MedOmni-45°: A Safety-Performance Benchmark for Reasoning-Oriented LLMs in Medicine
This addresses the need for safer model development in medical AI by exposing reasoning vulnerabilities like Chain-of-Thought faithfulness and sycophancy, though it is incremental as it builds on existing benchmarks.
The paper tackles the problem of evaluating reasoning reliability in large language models (LLMs) for medical decision-support by introducing MedOmni-45 Degrees, a benchmark that quantifies safety-performance trade-offs, showing a consistent trade-off with no model surpassing the diagonal and QwQ-32B performing closest at 43.81 Degrees.
With the increasing use of large language models (LLMs) in medical decision-support, it is essential to evaluate not only their final answers but also the reliability of their reasoning. Two key risks are Chain-of-Thought (CoT) faithfulness -- whether reasoning aligns with responses and medical facts -- and sycophancy, where models follow misleading cues over correctness. Existing benchmarks often collapse such vulnerabilities into single accuracy scores.
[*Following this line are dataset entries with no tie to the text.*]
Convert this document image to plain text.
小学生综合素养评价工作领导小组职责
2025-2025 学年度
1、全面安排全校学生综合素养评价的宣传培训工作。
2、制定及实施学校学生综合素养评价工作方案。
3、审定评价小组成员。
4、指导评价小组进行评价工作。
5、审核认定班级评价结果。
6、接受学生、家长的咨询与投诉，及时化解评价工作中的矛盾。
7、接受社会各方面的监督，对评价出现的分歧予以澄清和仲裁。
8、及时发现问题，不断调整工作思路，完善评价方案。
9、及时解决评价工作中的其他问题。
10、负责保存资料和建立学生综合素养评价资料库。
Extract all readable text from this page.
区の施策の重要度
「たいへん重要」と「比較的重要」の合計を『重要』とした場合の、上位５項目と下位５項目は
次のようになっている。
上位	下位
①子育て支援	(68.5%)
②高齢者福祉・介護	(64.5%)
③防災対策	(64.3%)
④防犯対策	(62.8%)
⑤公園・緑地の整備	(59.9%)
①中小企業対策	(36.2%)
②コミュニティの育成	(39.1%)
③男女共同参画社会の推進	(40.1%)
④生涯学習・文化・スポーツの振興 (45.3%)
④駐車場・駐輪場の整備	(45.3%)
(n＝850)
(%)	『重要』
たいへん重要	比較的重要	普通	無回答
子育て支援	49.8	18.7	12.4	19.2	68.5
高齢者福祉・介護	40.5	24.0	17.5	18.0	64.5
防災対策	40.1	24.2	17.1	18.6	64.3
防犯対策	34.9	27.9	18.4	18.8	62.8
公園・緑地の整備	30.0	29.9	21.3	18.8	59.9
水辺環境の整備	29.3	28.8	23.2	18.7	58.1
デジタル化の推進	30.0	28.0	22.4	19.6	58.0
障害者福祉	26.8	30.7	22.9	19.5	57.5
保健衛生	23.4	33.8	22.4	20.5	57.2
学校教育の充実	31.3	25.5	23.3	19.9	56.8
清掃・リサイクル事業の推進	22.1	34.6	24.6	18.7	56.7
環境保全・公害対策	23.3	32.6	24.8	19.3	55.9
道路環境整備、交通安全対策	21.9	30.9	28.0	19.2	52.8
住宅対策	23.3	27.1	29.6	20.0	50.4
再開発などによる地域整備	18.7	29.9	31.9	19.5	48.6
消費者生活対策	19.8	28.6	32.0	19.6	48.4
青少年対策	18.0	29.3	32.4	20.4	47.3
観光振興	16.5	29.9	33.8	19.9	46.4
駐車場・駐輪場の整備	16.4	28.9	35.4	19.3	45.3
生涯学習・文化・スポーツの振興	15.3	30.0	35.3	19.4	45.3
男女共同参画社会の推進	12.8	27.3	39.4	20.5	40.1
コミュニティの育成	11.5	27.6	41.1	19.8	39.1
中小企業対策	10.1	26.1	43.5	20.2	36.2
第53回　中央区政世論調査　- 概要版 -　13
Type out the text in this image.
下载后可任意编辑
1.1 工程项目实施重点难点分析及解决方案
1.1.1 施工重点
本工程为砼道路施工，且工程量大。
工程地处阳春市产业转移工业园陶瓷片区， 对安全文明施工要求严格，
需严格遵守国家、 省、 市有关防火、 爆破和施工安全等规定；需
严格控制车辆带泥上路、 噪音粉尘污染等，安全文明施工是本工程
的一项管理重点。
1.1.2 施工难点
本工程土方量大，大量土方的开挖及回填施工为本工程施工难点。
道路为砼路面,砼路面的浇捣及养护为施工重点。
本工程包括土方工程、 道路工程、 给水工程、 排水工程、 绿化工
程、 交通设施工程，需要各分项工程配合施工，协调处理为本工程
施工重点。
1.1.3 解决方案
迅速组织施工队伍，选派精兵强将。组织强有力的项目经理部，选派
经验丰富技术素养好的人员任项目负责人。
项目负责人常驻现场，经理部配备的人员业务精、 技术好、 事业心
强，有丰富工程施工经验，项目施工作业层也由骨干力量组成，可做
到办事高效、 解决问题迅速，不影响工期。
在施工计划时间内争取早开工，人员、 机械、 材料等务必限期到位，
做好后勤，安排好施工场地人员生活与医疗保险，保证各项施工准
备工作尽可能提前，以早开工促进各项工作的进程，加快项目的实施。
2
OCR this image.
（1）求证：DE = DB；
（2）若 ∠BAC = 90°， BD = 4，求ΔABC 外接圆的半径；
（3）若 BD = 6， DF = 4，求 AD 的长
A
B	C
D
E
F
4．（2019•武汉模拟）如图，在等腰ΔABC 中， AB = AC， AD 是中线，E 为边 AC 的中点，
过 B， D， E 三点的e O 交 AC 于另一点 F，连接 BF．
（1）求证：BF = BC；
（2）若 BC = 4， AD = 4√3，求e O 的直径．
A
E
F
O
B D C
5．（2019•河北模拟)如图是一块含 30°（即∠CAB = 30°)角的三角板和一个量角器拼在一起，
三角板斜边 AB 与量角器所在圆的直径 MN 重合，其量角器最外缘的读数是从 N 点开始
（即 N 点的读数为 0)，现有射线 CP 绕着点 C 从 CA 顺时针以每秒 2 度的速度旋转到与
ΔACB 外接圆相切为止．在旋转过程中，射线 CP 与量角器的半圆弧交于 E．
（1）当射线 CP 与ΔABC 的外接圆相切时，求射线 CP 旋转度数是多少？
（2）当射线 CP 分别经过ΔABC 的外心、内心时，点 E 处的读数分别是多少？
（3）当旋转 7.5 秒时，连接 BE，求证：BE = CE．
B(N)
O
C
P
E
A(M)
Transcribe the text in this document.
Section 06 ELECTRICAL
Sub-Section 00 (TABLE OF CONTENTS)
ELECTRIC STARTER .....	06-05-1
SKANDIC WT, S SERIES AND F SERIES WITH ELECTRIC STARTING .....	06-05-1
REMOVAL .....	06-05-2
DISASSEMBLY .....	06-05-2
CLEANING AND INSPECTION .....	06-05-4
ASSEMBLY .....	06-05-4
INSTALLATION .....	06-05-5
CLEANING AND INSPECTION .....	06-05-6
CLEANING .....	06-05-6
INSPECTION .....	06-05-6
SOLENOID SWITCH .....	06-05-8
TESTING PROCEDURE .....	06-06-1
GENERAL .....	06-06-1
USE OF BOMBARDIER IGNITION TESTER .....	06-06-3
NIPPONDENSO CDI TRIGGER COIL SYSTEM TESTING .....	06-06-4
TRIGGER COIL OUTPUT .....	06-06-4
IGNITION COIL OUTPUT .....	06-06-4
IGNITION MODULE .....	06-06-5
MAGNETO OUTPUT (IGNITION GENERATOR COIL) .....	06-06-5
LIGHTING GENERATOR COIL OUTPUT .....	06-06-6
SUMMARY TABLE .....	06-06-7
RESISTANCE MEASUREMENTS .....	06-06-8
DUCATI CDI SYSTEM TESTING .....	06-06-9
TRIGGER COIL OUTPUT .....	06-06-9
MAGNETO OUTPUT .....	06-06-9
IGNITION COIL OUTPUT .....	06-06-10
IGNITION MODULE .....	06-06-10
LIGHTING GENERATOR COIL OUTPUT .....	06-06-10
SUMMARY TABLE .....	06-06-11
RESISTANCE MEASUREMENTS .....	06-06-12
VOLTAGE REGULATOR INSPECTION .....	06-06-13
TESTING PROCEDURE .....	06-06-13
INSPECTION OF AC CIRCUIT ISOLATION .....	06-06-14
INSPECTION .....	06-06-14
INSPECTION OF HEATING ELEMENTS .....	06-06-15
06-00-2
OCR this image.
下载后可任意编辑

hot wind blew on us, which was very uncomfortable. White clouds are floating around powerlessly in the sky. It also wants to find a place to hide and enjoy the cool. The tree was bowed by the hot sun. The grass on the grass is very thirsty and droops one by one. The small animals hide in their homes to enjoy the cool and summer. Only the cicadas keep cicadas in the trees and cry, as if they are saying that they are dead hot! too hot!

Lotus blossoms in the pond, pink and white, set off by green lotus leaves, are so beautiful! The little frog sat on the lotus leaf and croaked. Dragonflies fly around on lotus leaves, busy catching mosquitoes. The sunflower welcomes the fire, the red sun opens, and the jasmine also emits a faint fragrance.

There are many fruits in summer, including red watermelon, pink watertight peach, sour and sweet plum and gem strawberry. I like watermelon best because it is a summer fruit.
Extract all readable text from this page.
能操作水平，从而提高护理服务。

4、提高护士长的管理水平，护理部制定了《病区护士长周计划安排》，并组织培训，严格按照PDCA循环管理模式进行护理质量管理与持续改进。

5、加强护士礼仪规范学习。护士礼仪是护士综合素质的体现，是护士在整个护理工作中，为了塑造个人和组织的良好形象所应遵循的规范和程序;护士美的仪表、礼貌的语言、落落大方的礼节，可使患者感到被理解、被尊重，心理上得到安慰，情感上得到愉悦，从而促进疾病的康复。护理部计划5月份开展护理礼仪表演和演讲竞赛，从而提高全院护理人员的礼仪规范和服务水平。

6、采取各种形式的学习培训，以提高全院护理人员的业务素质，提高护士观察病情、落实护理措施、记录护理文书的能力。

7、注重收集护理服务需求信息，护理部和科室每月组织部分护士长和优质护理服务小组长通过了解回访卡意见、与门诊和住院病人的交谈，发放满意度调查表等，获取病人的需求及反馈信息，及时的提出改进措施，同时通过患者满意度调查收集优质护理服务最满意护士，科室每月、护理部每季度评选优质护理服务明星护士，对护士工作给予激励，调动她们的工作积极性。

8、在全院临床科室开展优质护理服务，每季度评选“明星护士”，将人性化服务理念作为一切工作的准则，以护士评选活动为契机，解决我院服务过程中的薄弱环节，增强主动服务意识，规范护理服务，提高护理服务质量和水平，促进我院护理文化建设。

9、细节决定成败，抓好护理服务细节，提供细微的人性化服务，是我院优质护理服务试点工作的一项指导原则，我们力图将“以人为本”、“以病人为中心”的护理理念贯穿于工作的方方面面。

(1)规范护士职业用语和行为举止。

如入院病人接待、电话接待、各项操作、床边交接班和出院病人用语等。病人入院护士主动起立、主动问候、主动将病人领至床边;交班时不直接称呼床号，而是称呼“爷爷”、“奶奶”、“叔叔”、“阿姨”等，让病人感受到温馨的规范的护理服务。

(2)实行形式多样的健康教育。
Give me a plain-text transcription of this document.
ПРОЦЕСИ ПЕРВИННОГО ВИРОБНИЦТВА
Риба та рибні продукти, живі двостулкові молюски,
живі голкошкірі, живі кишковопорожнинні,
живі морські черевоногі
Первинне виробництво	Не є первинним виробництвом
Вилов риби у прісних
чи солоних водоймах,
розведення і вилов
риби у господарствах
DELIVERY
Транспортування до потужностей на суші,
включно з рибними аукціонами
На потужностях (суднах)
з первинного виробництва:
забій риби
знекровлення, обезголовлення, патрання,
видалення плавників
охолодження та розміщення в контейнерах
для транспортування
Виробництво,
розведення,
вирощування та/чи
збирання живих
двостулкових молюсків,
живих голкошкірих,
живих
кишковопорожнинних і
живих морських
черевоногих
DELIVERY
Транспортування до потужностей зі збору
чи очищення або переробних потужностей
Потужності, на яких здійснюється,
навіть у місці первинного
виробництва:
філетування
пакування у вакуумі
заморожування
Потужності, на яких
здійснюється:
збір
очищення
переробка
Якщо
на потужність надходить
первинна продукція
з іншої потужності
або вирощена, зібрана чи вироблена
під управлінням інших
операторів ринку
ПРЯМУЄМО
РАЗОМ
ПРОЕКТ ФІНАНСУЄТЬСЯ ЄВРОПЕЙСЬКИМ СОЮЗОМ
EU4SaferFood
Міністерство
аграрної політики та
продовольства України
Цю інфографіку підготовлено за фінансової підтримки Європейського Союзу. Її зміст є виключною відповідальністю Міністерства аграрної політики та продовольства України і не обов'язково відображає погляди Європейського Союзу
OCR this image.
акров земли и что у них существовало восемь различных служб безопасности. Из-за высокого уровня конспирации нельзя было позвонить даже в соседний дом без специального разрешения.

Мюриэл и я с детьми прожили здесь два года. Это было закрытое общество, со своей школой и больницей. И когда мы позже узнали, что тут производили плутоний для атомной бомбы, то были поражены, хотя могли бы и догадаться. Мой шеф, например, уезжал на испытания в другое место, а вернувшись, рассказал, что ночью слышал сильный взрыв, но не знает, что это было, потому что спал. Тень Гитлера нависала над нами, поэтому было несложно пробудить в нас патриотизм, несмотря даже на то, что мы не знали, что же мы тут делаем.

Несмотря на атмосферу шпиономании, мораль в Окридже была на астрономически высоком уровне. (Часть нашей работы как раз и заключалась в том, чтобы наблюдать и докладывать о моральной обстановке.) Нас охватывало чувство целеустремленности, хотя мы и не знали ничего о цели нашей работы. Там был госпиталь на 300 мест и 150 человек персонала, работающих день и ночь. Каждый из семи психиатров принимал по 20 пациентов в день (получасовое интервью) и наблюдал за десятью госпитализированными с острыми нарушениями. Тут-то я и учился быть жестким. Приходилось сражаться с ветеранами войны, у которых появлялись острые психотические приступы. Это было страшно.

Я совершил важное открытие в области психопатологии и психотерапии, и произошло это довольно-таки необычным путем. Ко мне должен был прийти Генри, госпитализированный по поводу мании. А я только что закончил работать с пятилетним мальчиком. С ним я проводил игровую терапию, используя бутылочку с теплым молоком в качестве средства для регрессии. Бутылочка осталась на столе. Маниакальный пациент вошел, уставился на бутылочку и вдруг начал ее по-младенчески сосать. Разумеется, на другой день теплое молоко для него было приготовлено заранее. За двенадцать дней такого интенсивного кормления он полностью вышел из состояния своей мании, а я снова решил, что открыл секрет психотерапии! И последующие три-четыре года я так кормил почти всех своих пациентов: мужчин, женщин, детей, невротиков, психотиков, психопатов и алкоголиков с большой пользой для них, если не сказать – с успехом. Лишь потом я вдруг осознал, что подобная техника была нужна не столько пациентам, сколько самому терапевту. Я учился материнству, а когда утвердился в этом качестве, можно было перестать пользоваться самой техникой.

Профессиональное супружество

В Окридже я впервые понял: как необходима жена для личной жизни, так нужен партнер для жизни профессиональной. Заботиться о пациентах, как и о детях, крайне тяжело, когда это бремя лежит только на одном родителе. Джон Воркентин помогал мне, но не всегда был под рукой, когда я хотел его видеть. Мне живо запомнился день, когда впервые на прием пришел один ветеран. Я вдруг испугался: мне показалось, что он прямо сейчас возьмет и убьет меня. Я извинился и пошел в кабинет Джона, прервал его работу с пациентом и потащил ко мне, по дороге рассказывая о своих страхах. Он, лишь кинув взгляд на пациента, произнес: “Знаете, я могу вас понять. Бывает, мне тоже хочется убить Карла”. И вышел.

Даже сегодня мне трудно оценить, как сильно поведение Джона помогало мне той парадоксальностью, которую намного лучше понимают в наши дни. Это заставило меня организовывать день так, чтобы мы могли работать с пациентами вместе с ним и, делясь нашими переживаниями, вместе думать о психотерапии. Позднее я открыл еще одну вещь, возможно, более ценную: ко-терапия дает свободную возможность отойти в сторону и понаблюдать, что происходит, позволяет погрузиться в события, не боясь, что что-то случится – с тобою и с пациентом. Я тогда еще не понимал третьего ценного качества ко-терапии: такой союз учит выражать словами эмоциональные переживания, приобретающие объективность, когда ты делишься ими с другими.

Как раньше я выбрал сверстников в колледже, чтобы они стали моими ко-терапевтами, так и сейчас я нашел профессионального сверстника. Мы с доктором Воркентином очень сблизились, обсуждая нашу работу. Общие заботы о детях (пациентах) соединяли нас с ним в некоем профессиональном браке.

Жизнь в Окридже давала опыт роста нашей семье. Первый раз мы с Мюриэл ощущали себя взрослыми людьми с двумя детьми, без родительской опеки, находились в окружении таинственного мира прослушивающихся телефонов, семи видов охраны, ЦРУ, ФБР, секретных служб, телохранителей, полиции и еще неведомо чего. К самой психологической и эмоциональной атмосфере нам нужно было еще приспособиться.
To address this, we introduce MedOmni-45 Degrees, a benchmark and workflow designed to quantify safety-performance trade-offs under manipulative hint conditions. It contains 1,804 reasoning-focused medical questions across six specialties and three task types, including 500 from MedMCQA. Each question is paired with seven manipulative hint types and a no-hint baseline, producing about 27K inputs. We evaluate seven LLMs spanning open- vs. closed-source, general-purpose vs. medical, and base vs. reasoning-enhanced models, totaling over 189K inferences. Three metrics -- Accuracy, CoT-Faithfulness, and Anti-Sycophancy -- are combined into a composite score visualized with a 45 Degrees plot. Results show a consistent safety-performance trade-off, with no model surpassing the diagonal. The open-source QwQ-32B performs closest (43.81 Degrees), balancing safety and accuracy but not leading in both. MedOmni-45 Degrees thus provides a focused benchmark for exposing reasoning vulnerabilities in medical LLMs and guiding safer model development.